Like each of us humans, glass can be transformed over and over again. At different stages of our life we can have different appearances and different strengths and weaknesses. I would like to take you on a journey with this glass.
Sometimes project do not make it successfully through the kiln firing process, sometimes projects accidentally get broken at home or here, and sometime they simply aren’t needed anymore. Then the fun begins.
- We smashed the glass into small shards. The best way to get rid of the negative feelings you may be experiencing at any given moment. We take what is whole and break it apart.
2. Broken doesn’t mean it is garbage. It means it is time to heal and create anew. We fire at very high temperature the broken shards so they become beautiful nuggets of smooth glass. Mostly we use these as party favors for the kids to select from our treasure chests. They can also be made into jewelry. And they can also be used in another project and become a part of something else.
3. This time we went all out and did a crazy experiment to see if we could squash the glass and make it flow and be completely unique.

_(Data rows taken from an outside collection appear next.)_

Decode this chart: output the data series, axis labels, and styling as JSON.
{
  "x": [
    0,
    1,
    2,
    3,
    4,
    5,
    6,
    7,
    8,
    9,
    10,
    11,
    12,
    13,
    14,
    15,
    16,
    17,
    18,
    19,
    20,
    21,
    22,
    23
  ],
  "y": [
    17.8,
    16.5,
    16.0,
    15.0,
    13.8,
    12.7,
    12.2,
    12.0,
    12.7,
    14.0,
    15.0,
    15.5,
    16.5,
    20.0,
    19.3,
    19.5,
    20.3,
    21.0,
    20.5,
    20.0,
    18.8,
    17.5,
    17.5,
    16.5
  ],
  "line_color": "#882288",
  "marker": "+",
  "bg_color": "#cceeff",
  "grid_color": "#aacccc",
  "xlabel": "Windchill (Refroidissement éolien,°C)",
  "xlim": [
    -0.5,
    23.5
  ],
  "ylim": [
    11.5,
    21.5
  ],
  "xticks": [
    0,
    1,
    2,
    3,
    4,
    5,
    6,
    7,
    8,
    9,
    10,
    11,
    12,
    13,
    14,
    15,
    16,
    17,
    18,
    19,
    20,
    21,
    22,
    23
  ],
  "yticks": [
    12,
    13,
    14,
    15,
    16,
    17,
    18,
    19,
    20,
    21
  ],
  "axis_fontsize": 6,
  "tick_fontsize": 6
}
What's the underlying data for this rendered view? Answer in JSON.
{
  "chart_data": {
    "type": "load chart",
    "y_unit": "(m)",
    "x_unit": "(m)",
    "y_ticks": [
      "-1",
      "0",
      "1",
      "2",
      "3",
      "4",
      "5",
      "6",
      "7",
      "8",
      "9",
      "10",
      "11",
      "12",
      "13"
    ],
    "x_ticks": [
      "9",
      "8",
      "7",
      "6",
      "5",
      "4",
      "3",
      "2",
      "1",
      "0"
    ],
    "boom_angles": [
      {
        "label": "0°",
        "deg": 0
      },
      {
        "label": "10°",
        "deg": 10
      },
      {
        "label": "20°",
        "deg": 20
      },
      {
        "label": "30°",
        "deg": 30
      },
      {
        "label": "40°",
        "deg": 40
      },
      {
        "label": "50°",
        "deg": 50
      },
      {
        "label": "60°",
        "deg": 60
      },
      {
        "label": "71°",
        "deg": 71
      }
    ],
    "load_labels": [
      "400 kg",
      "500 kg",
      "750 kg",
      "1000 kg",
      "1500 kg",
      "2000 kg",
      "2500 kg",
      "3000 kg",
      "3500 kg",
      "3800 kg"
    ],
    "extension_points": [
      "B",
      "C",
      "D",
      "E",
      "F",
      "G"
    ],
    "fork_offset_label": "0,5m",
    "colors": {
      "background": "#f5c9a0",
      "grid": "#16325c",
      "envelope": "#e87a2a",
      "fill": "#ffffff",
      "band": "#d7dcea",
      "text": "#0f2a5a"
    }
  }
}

Our first attempt overloaded the kiln and was not successful. Moving it to another kiln with a more flexible programming range allowed us to succeed.
4. The “Blob” as it became known, was a beautiful, one-of-a-kind piece. We photographed it, looked at it, puzzled over what to do with it. And then Eureka!
5. From whole, to broken, to whole and squashed, we broke it up again to use the elements in a completely new project.
With the addition of frit,” crushed glass” , the pieces became the back drop of a menorah. The base was made separately and then joined together with epoxy. Each candle cup sits on its own nugget, which also came from the ‘Blob”.
The most wonderful part about this particular transformation is that it fits into the Hanukkah story so well. Hanukkah celebrates the rededication of the Temple in Jerusalem after it had been ransacked by the enemy army. The Jewish people were able to make the Temple whole and holy again. So now this glass is whole and a religious object as well.
On this 8th night of Hanukkah, may the light of our candles continue to illuminate the darkness.